Skeptic said:
(sigh)
This is one of the "factoids" that are often presented in favor of a "huge" difference between blacks and whites in IQ, but it shows more of the ignorance of those who promote it.
When a statistician says that a certain difference is "large" as opposed to "small", he means something like "a difference this size between populations is easily detected even with a relatively small sample from the two populations." It does NOT mean that the effect is absolutely "large" in terms of actual units (as opposed to SDs), let alone that whatever difference exists is of any practical importance.
For instance, suppose that every single white person had an IQ of exactly 100, and every single black person had an IQ of exactly 99. Mathematically speaking, the difference between the two is not 1, or 10, but literally an infinite number of standard deviations (since the SD of both populations is exactly 0). This is, indeed, a "huge" difference for a statistician, in the sense that there is an absolute, 1:1, correlation between race and IQ in this case: one's race totally determines what one's IQ is. So? It would still be still a tiny difference both absolutely (one IQ point) and practically (in terms of differences in "real life" performance).
The one SD difference in IQ, even if real--which is doubtful--might be "huge" in Cohen's statistical sense and still "tiny" or "insignificant" in any practical sense, in the same way that an EXTRA LARGE coke bottle can fit in a SMALL refrigirator. (mis)quoting Cohen in this way is merely using words from one context in another context, with the clear intent of making the IQ difference between blacks and white look as "important" as possible. [/B]
Skeptic.
I believe cohen's intent in suggesting those guidelines was to do precisely what you claim is ignorant-- to have some guideline for determining when an effect size has practical value / is large in the "sense" I've been talking about.
In fact, the effect size removes one big problem with p values-- they correlate with sample size. So, like your example above, you could have "highly significant" results, but the effect size is so small the results have NO practical value.
See cohen's example on the "significant" relationship between height and IQ in kids. This correlation really exists! But it has no practical value-- raising a kid's iq 30 points would require we increase his/her height by something like 12 feet!
Here are the facts (I'll back them with cites if you require) you tell me whether the black / white mean IQ difference has any practical significance:
1) Replicated since WW I, in literally 100's (if not 1000s) of studies, the black mean is around 85, the white mean is 100.

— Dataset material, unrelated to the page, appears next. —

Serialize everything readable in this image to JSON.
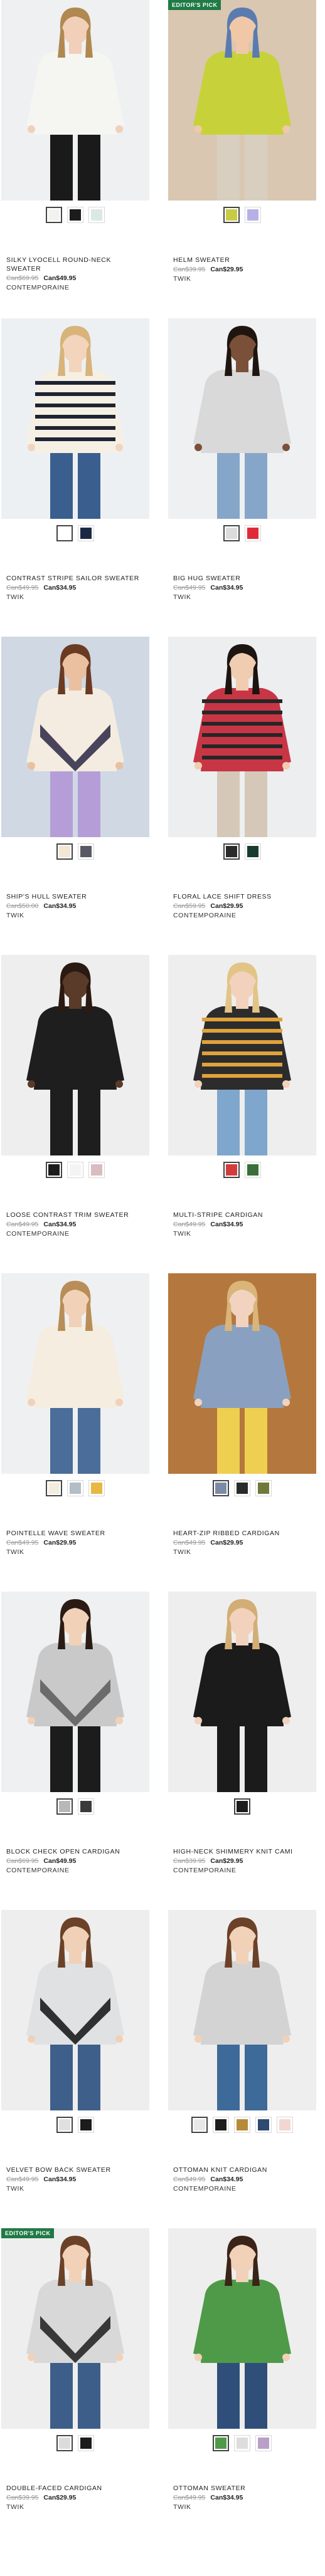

2) Since the standard deviation of an IQ test is 15, the effect size (d) is 1.0
Based on the effect size of 1.0, we know:
3) About 84% of blacks score below the white mean (100) on an IQ test. Only about 2% of blacks score 115 or higher on an IQ test.
4) Given the above effect size, pick any important variable that correlates with IQ. E.g., suppose we pick job performance, which correlates .5 with IQ.
Suppose we set the cutoff score for selection at 115, one standard deviation above the IQ grand mean.
We'd hire about 16% of the white applicants, but only about 2% of the black applicants. Extreme adverse impact.
Would it be legal? Yes, because the test is a valid predictor of job performance for both whites and blacks.
So, here you have a situation where the effect you imply is tiny (and that I am ignorant for suggesting otherwise) results in a bias such that 8 times as many whites (proportionally) are hired over blacks.
Yeah, this is a trivial effect.
Now, substitute job performance for graduate GPA (another correlation around .5). So, why is it we need affirmative action for minorities if we want them fairly represented in higher education?
Then substitute job performance for income (a smaller correlation of .30). 10% of the variance in how much money you make is determined by your IQ. Factor in the race difference and tell me an effect size of 1.0 is trivial.